The homework assignments explain how electromagnetic phenomenon formulation is used to achieve design of simple engineering systems.

The class includes various examples of analysis of engineering problems related electro-static and magneto-static fields.

Focus is given in grading homework, quizzes and term exams on the ability of student to formulate his thinking in a correct way in terms of logic and mathematical formulation.  Class discussions also focus on these aspects.

The impact of applying electromagnetic theories on modern technologies is discussed throughout the course.

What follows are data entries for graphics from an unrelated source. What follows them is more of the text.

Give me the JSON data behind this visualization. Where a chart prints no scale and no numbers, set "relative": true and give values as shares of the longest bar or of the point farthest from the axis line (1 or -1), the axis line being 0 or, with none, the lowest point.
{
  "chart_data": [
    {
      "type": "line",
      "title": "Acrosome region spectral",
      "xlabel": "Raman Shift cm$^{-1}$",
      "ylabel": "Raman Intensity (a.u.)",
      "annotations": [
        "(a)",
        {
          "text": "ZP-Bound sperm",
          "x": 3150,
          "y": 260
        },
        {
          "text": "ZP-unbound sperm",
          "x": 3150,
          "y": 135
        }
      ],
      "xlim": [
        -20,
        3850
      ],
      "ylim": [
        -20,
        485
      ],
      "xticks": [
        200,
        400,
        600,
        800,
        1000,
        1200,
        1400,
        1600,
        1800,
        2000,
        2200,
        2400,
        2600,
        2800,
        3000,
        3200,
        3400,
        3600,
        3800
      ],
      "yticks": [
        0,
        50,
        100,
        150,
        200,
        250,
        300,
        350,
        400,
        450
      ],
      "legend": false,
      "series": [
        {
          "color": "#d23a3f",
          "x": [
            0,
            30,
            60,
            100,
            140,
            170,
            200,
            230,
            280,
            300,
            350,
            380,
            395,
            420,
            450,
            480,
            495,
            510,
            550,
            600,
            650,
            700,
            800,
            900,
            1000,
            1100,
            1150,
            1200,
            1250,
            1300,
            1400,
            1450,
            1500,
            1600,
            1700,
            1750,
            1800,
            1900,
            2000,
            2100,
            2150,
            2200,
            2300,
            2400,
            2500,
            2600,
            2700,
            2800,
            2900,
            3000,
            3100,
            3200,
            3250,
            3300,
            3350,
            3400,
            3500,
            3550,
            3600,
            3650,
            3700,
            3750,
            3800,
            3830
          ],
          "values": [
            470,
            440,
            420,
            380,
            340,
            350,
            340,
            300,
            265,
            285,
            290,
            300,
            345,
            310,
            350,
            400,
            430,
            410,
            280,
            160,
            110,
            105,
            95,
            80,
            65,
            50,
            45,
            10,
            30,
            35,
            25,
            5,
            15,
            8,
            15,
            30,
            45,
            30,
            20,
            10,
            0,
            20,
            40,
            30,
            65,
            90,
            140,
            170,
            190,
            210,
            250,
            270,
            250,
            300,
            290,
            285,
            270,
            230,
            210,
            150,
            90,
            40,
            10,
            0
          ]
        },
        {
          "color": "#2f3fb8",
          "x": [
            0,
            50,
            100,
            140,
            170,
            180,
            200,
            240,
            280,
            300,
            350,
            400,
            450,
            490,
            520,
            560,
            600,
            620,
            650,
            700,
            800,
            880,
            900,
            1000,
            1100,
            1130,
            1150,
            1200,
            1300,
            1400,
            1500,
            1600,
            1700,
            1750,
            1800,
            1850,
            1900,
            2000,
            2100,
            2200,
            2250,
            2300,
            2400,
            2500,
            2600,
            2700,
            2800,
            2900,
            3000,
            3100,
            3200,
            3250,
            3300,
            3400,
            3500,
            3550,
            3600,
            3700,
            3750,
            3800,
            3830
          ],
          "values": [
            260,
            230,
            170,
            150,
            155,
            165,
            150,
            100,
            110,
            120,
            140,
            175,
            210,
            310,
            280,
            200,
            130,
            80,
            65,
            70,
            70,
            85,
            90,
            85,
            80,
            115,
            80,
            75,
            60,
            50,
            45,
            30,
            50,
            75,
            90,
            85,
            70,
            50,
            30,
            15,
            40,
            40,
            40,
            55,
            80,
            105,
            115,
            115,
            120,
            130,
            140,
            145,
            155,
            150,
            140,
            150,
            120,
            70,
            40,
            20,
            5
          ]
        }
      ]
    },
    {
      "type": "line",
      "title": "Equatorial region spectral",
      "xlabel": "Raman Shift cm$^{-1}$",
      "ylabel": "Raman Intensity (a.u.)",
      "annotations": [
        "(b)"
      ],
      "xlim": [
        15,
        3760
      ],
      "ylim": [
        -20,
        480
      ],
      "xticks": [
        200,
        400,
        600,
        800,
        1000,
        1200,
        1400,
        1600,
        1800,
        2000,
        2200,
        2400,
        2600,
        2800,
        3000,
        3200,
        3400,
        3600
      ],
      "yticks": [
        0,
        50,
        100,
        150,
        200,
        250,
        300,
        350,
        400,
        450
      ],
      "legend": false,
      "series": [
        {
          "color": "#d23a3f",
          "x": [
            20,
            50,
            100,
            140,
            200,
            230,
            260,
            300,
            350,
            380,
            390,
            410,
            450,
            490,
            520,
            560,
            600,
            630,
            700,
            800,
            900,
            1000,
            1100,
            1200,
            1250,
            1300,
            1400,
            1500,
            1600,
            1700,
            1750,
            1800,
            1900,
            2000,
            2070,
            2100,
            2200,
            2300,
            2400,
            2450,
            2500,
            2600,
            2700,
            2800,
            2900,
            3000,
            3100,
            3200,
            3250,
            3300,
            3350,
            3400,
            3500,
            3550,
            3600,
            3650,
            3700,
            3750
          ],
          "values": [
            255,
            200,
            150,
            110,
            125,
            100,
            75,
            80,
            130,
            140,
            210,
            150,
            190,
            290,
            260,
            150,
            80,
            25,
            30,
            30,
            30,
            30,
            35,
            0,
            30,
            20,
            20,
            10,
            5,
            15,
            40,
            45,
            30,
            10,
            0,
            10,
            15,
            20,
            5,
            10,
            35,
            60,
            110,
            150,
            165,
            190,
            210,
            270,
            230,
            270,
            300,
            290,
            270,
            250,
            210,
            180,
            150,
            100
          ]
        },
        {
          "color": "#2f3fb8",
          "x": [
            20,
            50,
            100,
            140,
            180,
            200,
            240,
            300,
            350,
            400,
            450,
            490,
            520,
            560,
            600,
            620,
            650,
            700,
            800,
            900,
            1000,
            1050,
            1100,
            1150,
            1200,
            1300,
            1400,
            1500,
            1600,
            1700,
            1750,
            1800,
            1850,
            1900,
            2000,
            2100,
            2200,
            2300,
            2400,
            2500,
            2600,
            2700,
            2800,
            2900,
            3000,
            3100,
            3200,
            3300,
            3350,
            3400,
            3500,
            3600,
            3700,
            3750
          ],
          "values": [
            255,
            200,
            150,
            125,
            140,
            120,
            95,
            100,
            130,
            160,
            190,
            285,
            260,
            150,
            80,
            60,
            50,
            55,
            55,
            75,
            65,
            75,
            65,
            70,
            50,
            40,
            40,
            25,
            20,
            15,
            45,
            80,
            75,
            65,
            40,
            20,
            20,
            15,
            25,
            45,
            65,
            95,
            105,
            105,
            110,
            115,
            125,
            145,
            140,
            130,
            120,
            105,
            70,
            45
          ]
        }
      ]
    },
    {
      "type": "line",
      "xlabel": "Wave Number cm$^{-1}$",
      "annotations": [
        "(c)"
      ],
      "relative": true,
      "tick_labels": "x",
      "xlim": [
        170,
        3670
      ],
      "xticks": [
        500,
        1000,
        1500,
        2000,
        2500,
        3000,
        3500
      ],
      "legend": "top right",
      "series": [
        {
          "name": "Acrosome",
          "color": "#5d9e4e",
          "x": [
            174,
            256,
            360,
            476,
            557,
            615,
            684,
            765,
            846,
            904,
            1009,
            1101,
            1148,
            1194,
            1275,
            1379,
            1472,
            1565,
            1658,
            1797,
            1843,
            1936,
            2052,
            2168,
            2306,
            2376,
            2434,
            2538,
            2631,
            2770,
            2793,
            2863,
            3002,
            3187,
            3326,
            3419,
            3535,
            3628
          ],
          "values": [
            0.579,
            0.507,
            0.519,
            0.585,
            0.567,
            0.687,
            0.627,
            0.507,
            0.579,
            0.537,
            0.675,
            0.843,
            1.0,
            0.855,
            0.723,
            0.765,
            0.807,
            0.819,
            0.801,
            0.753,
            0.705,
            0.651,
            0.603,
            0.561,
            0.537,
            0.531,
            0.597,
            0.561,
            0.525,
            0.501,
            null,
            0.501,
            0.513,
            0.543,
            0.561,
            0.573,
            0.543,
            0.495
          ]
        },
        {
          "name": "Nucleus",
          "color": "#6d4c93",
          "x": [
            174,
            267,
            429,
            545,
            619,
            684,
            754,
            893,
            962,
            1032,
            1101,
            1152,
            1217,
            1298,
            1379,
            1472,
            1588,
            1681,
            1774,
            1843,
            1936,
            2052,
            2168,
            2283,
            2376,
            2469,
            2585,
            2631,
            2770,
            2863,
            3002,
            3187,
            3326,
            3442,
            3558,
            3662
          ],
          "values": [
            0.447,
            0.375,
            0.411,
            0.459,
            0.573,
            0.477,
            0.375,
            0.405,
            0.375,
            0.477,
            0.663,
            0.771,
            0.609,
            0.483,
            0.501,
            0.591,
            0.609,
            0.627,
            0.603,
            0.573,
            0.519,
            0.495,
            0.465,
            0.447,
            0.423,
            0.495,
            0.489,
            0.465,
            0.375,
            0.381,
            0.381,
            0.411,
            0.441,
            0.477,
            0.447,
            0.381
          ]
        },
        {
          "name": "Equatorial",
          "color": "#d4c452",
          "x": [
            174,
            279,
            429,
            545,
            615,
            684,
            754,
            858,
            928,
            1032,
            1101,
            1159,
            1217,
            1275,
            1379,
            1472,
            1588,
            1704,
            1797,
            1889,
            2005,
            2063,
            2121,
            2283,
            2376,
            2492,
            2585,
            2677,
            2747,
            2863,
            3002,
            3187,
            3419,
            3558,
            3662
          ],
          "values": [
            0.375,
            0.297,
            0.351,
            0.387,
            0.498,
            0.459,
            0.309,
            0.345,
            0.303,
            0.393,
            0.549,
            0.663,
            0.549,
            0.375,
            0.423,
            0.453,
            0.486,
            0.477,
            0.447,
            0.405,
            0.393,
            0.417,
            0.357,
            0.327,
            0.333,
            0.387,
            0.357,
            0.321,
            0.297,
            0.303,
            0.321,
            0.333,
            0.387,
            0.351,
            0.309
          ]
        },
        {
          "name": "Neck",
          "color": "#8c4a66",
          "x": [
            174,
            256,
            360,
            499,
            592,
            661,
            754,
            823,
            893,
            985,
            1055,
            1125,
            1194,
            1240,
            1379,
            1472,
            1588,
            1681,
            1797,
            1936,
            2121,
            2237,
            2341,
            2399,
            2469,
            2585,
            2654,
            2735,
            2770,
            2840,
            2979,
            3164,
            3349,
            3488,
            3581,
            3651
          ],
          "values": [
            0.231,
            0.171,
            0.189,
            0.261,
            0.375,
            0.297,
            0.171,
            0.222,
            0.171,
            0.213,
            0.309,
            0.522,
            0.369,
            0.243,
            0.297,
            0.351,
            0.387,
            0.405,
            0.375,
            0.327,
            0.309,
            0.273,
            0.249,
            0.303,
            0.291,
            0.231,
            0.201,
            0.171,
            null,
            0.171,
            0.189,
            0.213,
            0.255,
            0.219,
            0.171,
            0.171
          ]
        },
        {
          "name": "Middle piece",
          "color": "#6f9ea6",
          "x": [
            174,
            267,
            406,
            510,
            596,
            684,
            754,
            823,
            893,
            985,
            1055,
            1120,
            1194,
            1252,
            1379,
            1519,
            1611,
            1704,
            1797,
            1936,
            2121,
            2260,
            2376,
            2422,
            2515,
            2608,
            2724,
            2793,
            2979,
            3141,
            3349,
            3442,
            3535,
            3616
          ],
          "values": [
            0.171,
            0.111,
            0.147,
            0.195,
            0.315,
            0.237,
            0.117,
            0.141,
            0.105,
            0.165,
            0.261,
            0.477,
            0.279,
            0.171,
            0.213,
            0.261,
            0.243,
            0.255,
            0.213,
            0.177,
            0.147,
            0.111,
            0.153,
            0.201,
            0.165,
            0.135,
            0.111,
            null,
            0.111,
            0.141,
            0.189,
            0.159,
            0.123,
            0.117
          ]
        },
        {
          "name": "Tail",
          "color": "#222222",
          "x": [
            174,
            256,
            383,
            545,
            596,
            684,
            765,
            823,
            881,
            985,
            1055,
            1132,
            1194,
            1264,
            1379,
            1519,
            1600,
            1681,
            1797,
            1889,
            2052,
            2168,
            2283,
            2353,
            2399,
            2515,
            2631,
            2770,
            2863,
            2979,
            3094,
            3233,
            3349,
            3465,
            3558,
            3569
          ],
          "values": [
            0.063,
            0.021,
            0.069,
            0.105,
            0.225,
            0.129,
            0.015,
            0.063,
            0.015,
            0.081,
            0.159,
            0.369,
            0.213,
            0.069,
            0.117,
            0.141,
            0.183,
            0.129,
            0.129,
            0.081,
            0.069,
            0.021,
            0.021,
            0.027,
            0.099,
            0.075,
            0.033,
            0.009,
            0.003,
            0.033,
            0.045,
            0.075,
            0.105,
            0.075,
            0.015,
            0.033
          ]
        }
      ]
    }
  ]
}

The course explains how advanced modeling tools are required to analyze complex engineering system related to electromagnetic phenomenon.  Students are directed to the need of continuous investigation of new tools.

Students are engaged during the lecture time in discussing contemporary issues related to application electromagnetic phenomenon.

The students in this course are utilizing the CD that accompanies the textbook to get interactive problems and view animations of electro-static and magneto-static fields.

 

GRADING:     

20%             Homework and Quizzes                       

20%             First In-term Exam                                     

20%             Second In-term Exam                          

40%             Final Exam

 

Attendance:

Attendance is mandatory in lectures and tutorials. A student who misses more than 25% of classes will not be allowed to take the final exam.